Endive actually looks like lettuce, but it does not taste like lettuce. This plant and is cousin, escarole, are tasting greens that are very popular in Europe. Although endive has deeply cut, curly leaves, while escarole has broad, smooth-leaves. This two plants (Endive and escarole) form loose heads with tender white leaves and stems in the center.

When to plant Endive
Endive is actually a cool season crop and that grows best with temperatures in the 60Fs. Planting Endive in warm temperatures will not only make the greens bolt (form a flower stalk), but also make it to taste more bitter. Make sure you plant Endive three weeks before your last frost date — April and May. You can grow a fall crop sowing seeds or transplants in late summer for an autumn harvest. To get a jump on the season you can also start seedlings indoors three to four weeks before your planting date.

Where to plant Endive
This plant really grows best in full sun. Endive can actually tolerate only two to three hours of sun a day and still produce an edible plant, although the heads will not be well formed. Endive actually needs a well-drained, moist soil. By peradventure if you are growing on a heavy soil, try to consider planting on an eight inch tall and three foot wide, raised bed.

How to plant Endive
Make sure you amend the soil with compost and then sow the seeds 1 inch apart in rows spaced 18 inches apart. You can transplant seedlings to seven to eight inches apart in rows. You can also cover the small seeds with sand or potting soil to keep them consistently moist, so that they can germinate very well.

Care and maintenance of plant
Immediately the seeds germinate, you can thin them. You can use the thinnings in salads. Make sure you keep thinning until the heads are spaced seven inches apart in the rows. Make sure you keep the beds well watered. By peradventure if the bed dries out, the heads will become bitterer flavored. Make sure you hand weed and also mulch with a layer of straw or untreated grass clippings.
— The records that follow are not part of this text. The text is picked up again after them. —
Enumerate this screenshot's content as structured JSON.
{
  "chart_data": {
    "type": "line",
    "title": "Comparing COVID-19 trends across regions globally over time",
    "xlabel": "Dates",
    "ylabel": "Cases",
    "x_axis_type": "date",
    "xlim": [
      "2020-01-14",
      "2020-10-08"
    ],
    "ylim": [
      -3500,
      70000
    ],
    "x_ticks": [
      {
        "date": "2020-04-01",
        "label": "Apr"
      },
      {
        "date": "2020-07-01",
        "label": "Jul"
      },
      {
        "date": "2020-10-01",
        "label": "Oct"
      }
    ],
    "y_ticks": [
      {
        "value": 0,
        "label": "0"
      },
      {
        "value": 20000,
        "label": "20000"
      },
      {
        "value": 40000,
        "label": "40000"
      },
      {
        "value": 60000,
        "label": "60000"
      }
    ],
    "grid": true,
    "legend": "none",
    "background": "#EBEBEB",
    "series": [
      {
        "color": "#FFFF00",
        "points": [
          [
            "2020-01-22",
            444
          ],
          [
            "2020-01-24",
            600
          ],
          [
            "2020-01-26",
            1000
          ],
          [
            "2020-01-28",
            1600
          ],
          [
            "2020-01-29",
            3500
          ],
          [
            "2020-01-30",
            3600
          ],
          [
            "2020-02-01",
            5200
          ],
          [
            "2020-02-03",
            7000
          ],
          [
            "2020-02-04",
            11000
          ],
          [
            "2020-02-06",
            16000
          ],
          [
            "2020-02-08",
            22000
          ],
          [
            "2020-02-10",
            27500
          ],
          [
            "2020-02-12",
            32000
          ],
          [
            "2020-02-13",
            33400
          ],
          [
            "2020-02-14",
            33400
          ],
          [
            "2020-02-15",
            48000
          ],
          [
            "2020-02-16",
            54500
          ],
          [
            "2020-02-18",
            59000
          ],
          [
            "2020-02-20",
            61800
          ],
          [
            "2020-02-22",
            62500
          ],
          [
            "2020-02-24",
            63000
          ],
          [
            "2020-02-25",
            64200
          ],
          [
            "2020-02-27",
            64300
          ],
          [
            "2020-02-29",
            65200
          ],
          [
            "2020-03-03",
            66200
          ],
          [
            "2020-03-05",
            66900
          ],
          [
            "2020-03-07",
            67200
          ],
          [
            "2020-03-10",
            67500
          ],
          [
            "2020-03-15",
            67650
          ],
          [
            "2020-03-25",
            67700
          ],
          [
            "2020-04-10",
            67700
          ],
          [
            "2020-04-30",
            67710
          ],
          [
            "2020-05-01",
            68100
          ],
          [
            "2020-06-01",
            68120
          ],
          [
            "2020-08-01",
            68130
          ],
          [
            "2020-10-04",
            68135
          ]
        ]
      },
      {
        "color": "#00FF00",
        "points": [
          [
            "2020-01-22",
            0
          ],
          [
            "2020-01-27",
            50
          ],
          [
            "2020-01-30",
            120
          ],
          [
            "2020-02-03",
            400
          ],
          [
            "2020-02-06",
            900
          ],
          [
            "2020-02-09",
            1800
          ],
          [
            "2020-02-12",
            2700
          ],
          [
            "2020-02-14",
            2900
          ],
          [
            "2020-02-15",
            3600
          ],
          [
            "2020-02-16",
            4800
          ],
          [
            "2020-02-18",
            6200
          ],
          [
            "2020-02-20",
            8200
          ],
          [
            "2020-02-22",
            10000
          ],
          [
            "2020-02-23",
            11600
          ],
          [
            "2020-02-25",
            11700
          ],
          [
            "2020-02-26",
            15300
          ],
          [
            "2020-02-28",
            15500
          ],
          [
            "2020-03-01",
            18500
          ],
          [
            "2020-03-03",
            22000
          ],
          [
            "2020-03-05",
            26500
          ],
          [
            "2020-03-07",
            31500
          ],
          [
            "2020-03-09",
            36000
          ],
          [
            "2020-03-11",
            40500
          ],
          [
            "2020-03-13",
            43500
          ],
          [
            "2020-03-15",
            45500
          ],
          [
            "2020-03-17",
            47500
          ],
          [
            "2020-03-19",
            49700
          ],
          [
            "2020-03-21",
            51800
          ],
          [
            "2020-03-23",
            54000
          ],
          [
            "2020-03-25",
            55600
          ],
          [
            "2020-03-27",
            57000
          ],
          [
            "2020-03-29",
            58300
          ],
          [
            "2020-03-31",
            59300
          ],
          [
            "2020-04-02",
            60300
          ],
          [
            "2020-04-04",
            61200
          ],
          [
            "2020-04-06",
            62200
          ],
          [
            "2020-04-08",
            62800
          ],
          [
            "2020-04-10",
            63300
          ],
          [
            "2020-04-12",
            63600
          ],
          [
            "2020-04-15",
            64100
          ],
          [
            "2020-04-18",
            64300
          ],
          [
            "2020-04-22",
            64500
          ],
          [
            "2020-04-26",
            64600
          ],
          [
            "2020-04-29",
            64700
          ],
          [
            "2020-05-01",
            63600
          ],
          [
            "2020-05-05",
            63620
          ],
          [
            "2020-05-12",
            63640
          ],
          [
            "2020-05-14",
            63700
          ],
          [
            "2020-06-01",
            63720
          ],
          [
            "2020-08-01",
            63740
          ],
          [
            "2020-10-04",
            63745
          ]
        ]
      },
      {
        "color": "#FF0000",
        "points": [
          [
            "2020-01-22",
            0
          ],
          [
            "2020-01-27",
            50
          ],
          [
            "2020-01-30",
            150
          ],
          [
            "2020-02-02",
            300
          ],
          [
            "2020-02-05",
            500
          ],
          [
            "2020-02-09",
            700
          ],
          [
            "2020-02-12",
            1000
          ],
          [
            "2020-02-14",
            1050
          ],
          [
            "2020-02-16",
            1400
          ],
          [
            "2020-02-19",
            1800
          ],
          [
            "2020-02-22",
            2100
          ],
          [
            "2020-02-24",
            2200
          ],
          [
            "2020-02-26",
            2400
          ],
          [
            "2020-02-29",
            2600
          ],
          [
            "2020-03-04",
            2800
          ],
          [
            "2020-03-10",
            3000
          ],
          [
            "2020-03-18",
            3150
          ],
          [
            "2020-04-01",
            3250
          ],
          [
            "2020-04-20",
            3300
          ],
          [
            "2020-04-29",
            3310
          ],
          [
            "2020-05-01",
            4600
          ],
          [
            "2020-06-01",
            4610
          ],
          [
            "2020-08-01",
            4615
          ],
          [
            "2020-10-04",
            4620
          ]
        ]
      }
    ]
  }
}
You can fertilize the young seedlings with fish emulsion after thinning and again in three weeks later.

Endive is actually not as attractive to pests as lettuce, although it still has its share of problems. Woodchucks and Rabbits actually love the young greens, you can make a fence to keep these critters out. Also aphids feed on the tender leaves. You can spray insecticidal soap to ward them off. Also slugs and snails will like to munch on the leaves. You can use beer traps to catch and kill them, copper flashing, sharp sand, or crushed sea or oyster shells to ward them off, and iron phosphate bait to lure and kill them. Make sure you space the plants properly to avoid rot diseases.

How to harvest Endive
You can pick young Endive leaves as baby greens when they’re at least two inches long. You can also pick young heads about forty to fifty days after planting by harvesting the young outer leaves. Make sure you allow some of the heads to mature to full size in about sixty to eight days and then cut the whole head to the ground for cooking.